Marché de l'IA en Oil & Gas : une projection à 25 Md$ ne dit rien de qui en captera la valeur
Precedence Research projette le marché mondial du logiciel IA amont O&G de 7,64 Md$ (2026) à 25,24 Md$ (2034), CAGR 14,2%. Lecture d'économiste : une extrapolation de taille de marché est silencieuse sur la structure concurrentielle — et donc sur qui, entre éditeurs spécialisés et supermajors internalisant la capacité, capte réellement la marge.
Selon Precedence Research, cité par Startus Insights dans son panorama de janvier 2026 des dix startups qui font l'IA appliquée à l'oil & gas, le marché mondial des logiciels d'intelligence artificielle pour l'amont pétrolier et gazier pèse 7,64 milliards de dollars en 2026. La même source le projette à 25,24 milliards de dollars en 2034, soit un taux de croissance annuel composé de 14,2% sur huit ans — une trajectoire qui, si elle se réalise, multiplierait la taille du marché par plus de trois.
Ce type de chiffre circule beaucoup dans la presse spécialisée et les decks d'investisseurs, et il mérite d'être pris au sérieux : la demande pour l'optimisation de forage assistée par apprentissage automatique, la maintenance prédictive sur infrastructures critiques ou l'analyse sismique augmentée est réelle et documentée par la diversité même des dix acteurs recensés. Mais une projection de CAGR répond à une seule question — combien de dollars vont transiter par ce marché — et reste totalement muette sur une seconde question, économiquement bien plus déterminante : qui, au sein de la chaîne de valeur, captera cette croissance sous forme de marge plutôt que de simple chiffre d'affaires refacturé.

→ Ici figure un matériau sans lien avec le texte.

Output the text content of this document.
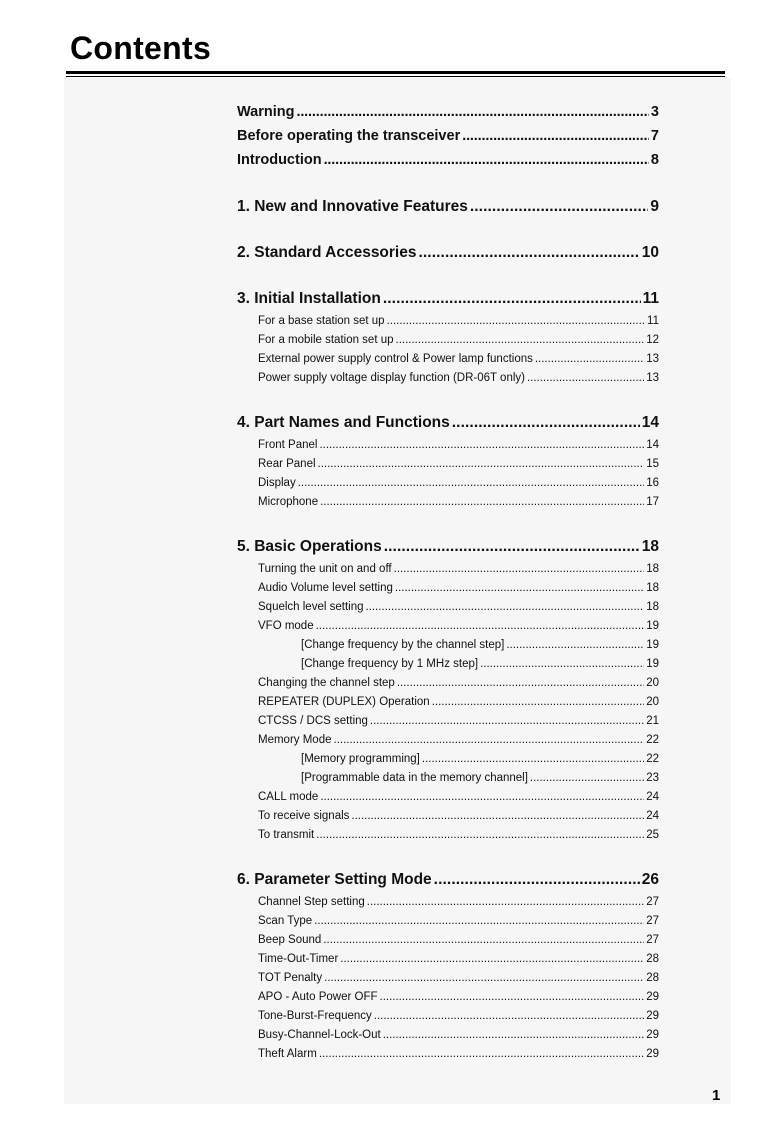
Contents
Warning . . .	3
Before operating the transceiver . . .	7
Introduction . . .	8
1. New and Innovative Features . . .	9
2. Standard Accessories . . .	10
3. Initial Installation . . .	11
For a base station set up . . .	11
For a mobile station set up . . .	12
External power supply control & Power lamp functions . . .	13
Power supply voltage display function (DR-06T only) . . .	13
4. Part Names and Functions . . .	14
Front Panel . . .	14
Rear Panel . . .	15
Display . . .	16
Microphone . . .	17
5. Basic Operations . . .	18
Turning the unit on and off . . .	18
Audio Volume level setting . . .	18
Squelch level setting . . .	18
VFO mode . . .	19
[Change frequency by the channel step] . . .	19
[Change frequency by 1 MHz step] . . .	19
Changing the channel step . . .	20
REPEATER (DUPLEX) Operation . . .	20
CTCSS / DCS setting . . .	21
Memory Mode . . .	22
[Memory programming] . . .	22
[Programmable data in the memory channel] . . .	23
CALL mode . . .	24
To receive signals . . .	24
To transmit . . .	25
6. Parameter Setting Mode . . .	26
Channel Step setting . . .	27
Scan Type . . .	27
Beep Sound . . .	27
Time-Out-Timer . . .	28
TOT Penalty . . .	28
APO - Auto Power OFF . . .	29
Tone-Burst-Frequency . . .	29
Busy-Channel-Lock-Out . . .	29
Theft Alarm . . .	29
1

C'est là qu'intervient un arbitrage économique classique, le 'build vs. buy'. Tant qu'une capacité logicielle reste périphérique à l'activité principale d'une compagnie pétrolière, l'achat externe à un éditeur spécialisé est rationnel : le coût de transaction et de duplication d'expertise dépasse le bénéfice d'internaliser. Mais dès qu'une brique IA devient stratégique — c'est-à-dire dès qu'elle affecte directement le coût marginal d'extraction ou la fiabilité d'un actif critique — la théorie de la firme (Coase, Williamson) prédit une bascule vers l'intégration verticale : la compagnie internalise, réduisant le fournisseur externe à un simple sous-traitant de capacité de calcul, sans pouvoir de fixation des prix.

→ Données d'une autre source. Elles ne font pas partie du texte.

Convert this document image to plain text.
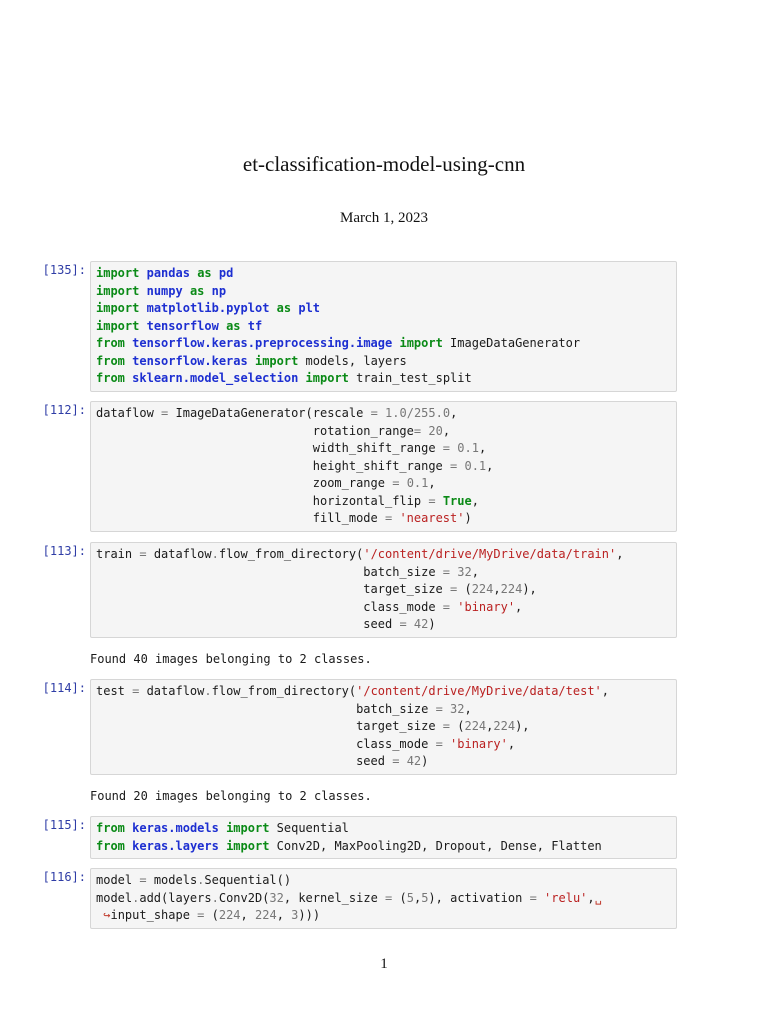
et-classification-model-using-cnn
March 1, 2023
[135]: import pandas as pd
import numpy as np
import matplotlib.pyplot as plt
import tensorflow as tf
from tensorflow.keras.preprocessing.image import ImageDataGenerator
from tensorflow.keras import models, layers
from sklearn.model_selection import train_test_split
[112]: dataflow = ImageDataGenerator(rescale = 1.0/255.0,
rotation_range= 20,
width_shift_range = 0.1,
height_shift_range = 0.1,
zoom_range = 0.1,
horizontal_flip = True,
fill_mode = 'nearest')
[113]: train = dataflow.flow_from_directory('/content/drive/MyDrive/data/train',
batch_size = 32,
target_size = (224,224),
class_mode = 'binary',
seed = 42)
Found 40 images belonging to 2 classes.
[114]: test = dataflow.flow_from_directory('/content/drive/MyDrive/data/test',
batch_size = 32,
target_size = (224,224),
class_mode = 'binary',
seed = 42)
Found 20 images belonging to 2 classes.
[115]: from keras.models import Sequential
from keras.layers import Conv2D, MaxPooling2D, Dropout, Dense, Flatten
[116]: model = models.Sequential()
model.add(layers.Conv2D(32, kernel_size = (5,5), activation = 'relu',␣
↪input_shape = (224, 224, 3)))
1
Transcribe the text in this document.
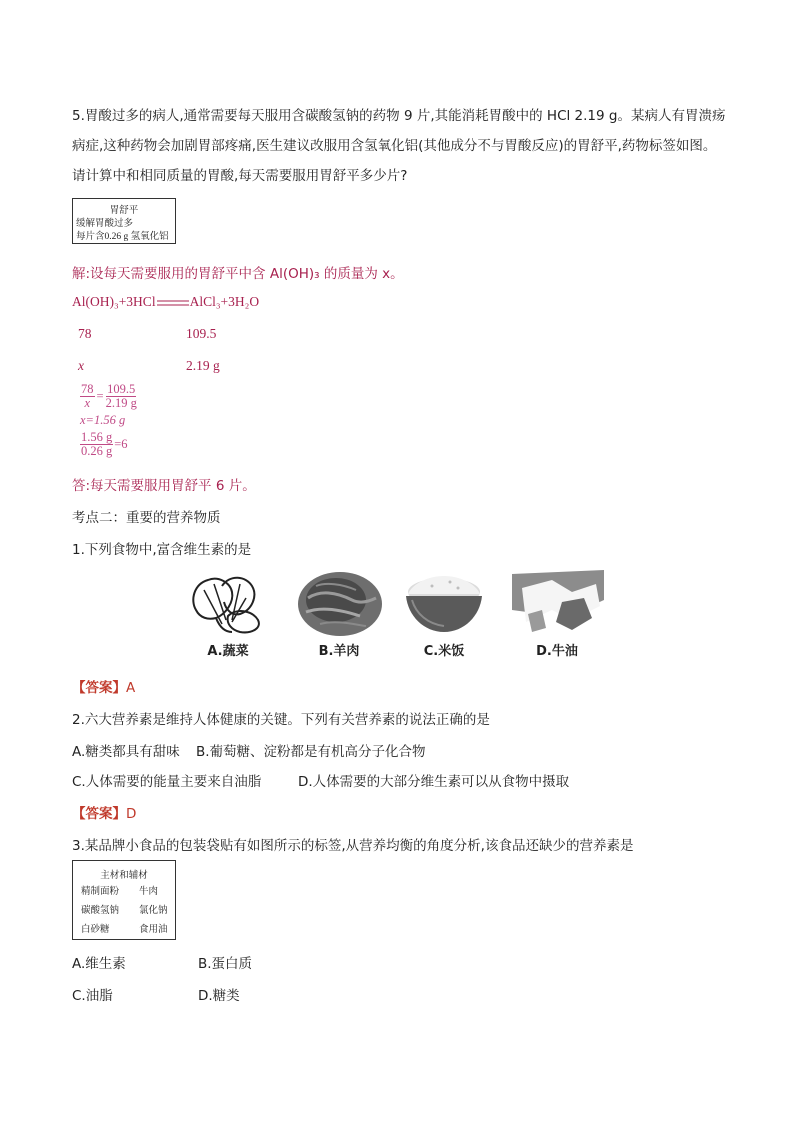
5.胃酸过多的病人,通常需要每天服用含碳酸氢钠的药物 9 片,其能消耗胃酸中的 HCl 2.19 g。某病人有胃溃疡
病症,这种药物会加剧胃部疼痛,医生建议改服用含氢氧化铝(其他成分不与胃酸反应)的胃舒平,药物标签如图。
请计算中和相同质量的胃酸,每天需要服用胃舒平多少片?
胃舒平
缓解胃酸过多
每片含0.26 g 氢氧化铝
解:设每天需要服用的胃舒平中含 Al(OH)₃ 的质量为 x。
Al(OH)₃+3HCl	AlCl₃+3H₂O
78	109.5
x	2.19 g
$\frac{78}{x} = \frac{109.5}{2.19 g}$
x=1.56 g
$\frac{1.56 g}{0.26 g} =6$
答:每天需要服用胃舒平 6 片。
考点二：重要的营养物质
1.下列食物中,富含维生素的是
A.蔬菜	B.羊肉	C.米饭	D.牛油
【答案】A
2.六大营养素是维持人体健康的关键。下列有关营养素的说法正确的是
A.糖类都具有甜味 B.葡萄糖、淀粉都是有机高分子化合物
C.人体需要的能量主要来自油脂	D.人体需要的大部分维生素可以从食物中摄取
【答案】D
3.某品牌小食品的包装袋贴有如图所示的标签,从营养均衡的角度分析,该食品还缺少的营养素是
主材和辅材
精制面粉 牛肉
碳酸氢钠 氯化钠
白砂糖	食用油
A.维生素	B.蛋白质
C.油脂	D.糖类
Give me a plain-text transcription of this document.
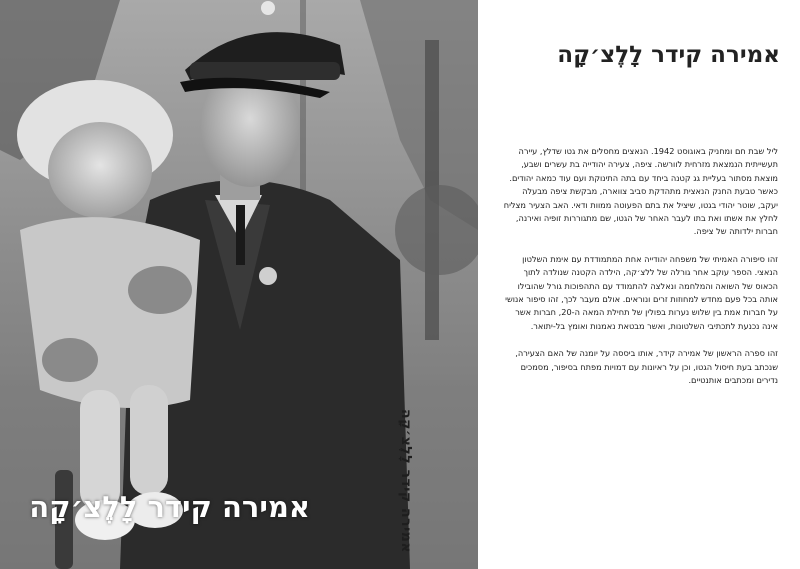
אמירה קידר לָלֶצ׳קָה	אמירה קידר לָלֶצ׳קָה
אמירה קידר לָלֶצ׳קָה

ליל שבת חם ומחניק באוגוסט 1942. הנאצים מחסלים את גטו שדלץ, עיירה תעשייתית הנמצאת מזרחית לוורשה. ציפה, צעירה יהודייה בת עשרים ושבע, מוצאת מסתור בעליית גג קטנה ביחד עם בתה התינוקת ועם עוד כמאה יהודים. כאשר טבעת החנק הנאצית מתהדקת סביב צווארה, מבקשת ציפה מבעלה יעקב, שוטר יהודי בגטו, שיציל את בתם הפעוטה ממוות ודאי. האב הצעיר מצליח לחלץ את אשתו ואת בתו לעבר האחר של הגטו, שם מתגוררות זופיה ואירנה, חברות ילדותה של ציפה.

זהו סיפורה האמיתי של משפחה יהודייה אחת המתמודדת עם אימת השלטון הנאצי. הספר עוקב אחר גורלה של ללצ׳קה, הילדה הקטנה שנולדה לתוך הכאוס של השואה והמלחמה ונאלצה להתמודד עם התהפוכות גורל שהובילו אותה בכל פעם מחדש למחוזות זרים ונוראים. אולם מעבר לכך, זהו סיפור אנושי על חברות אמת בין שלוש נערות בפולין של תחילת המאה ה-20, חברות אשר אינה נכנעת לתכתיבי השלטונות, ואשר מבטאת נאמנות ואומץ בל-יתואר.

זהו ספרה הראשון של אמירה קידר, אותו ביססה על יומנה של האם הצעירה, שנכתב בעת חיסול הגטו, וכן על ראיונות עם דמויות מפתח בסיפור, מסמכים נדירים ומכתבים אותנטיים.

Les majors du secteur ont historiquement suivi ce schéma pour d'autres briques technologiques critiques — modélisation de réservoir, simulation sismique propriétaire — bâties en interne ou rachetées dès qu'elles se sont avérées différenciantes. Rien n'indique que l'IA échappera à cette dynamique : au contraire, la nature cumulative des données propriétaires de subsurface et d'exploitation, difficilement réplicables par un éditeur tiers sans accès à ces mêmes données, favorise structurellement l'intégration verticale plutôt que l'émergence d'éditeurs indépendants dominants.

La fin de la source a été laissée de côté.